← ds learning track
notes · 13

Parametric & Non-Parametric Tests

Once hypothesis testing is clear, the next practical question is which test to use. This page is about that decision: t-test, ANOVA, Chi-Square, Mann-Whitney, and the logic for choosing between parametric and non-parametric tools.

Start with the distinction, then the test-selection flow, then work through the main tests one by one. The goal is not memorising names — it is learning which question each test actually answers.

Parametric vs non-parametric

The real distinction is not “old tests vs new tests.” It is “tests that rely on stronger assumptions” versus “tests that sacrifice power in exchange for robustness.”

Parametric tests

Parametric tests assume a particular structure for the data, usually some combination of Normality, equal variances, continuity, and independence.

When those assumptions are acceptable, they are usually more powerful because they use more information from the data.

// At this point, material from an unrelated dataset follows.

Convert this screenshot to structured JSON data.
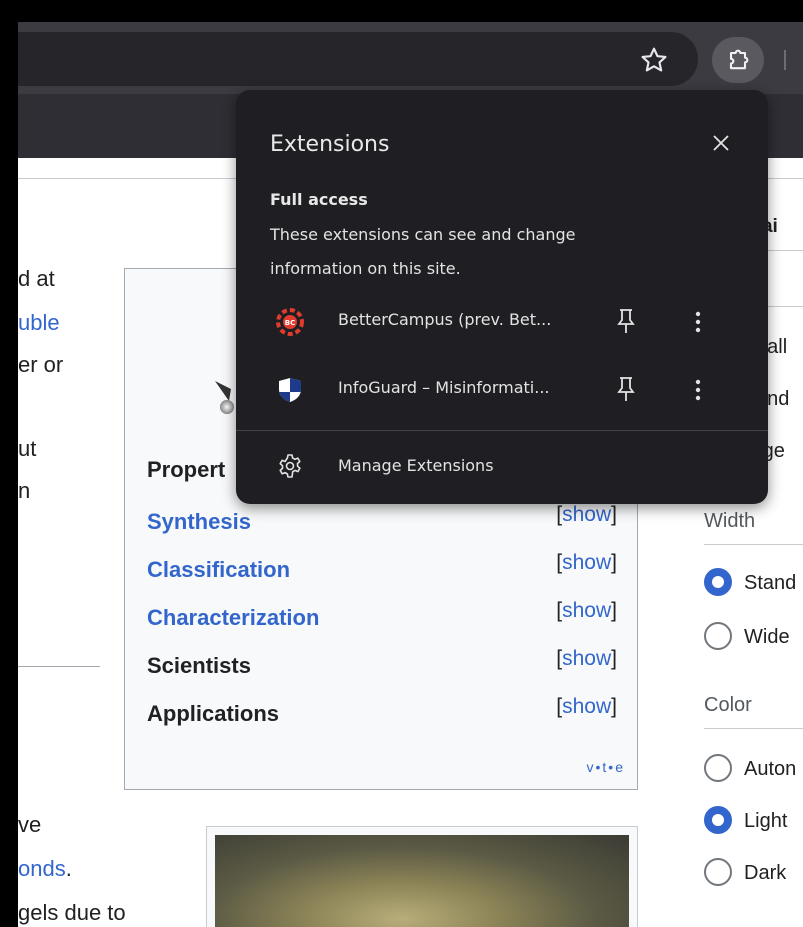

Typical examples: t-test, ANOVA, Pearson correlation, z-test.

They are often the first choice in clean experimental data, but they become fragile if shape assumptions are badly violated.

Non-parametric tests

Non-parametric tests avoid strong distributional assumptions. They often work on ranks or frequencies instead of raw values.

They are less efficient when parametric assumptions truly hold, but safer when the data is skewed, bounded, heavy-tailed, ordinal, or contaminated by outliers.

Typical examples: Mann-Whitney U, Kruskal-Wallis, Chi-Square, Spearman.
Risk reality: PD, LGD, recovery, utilisation, and delinquency data are often skewed, bounded, spiky, or discrete. In many validation settings, non-parametric confirmation is not optional — it is just good practice.

Which test should I use?

The cleanest way to choose a test is to ask a small number of structural questions: how many groups, what type of variable, and how strong the assumptions look.

01
How many groups or categories?
2 groups → t-test / Mann-Whitney
3+ groups → ANOVA / Kruskal-Wallis
Association table → Chi-Square
02
What type of variable?
Continuous → mean/rank based tests
Categorical → count/frequency based tests
03
Are parametric assumptions plausible?
Roughly yes → parametric route
No / unsure → non-parametric route
04
Independent or paired?
Independent → independent t / MW-U
Paired → paired t / Wilcoxon
Variable screening example: suppose you compare DTI between defaulted and non-defaulted borrowers. Two groups + continuous variable. If shape looks acceptable, try an independent t-test. If DTI is heavily skewed, confirm with Mann-Whitney.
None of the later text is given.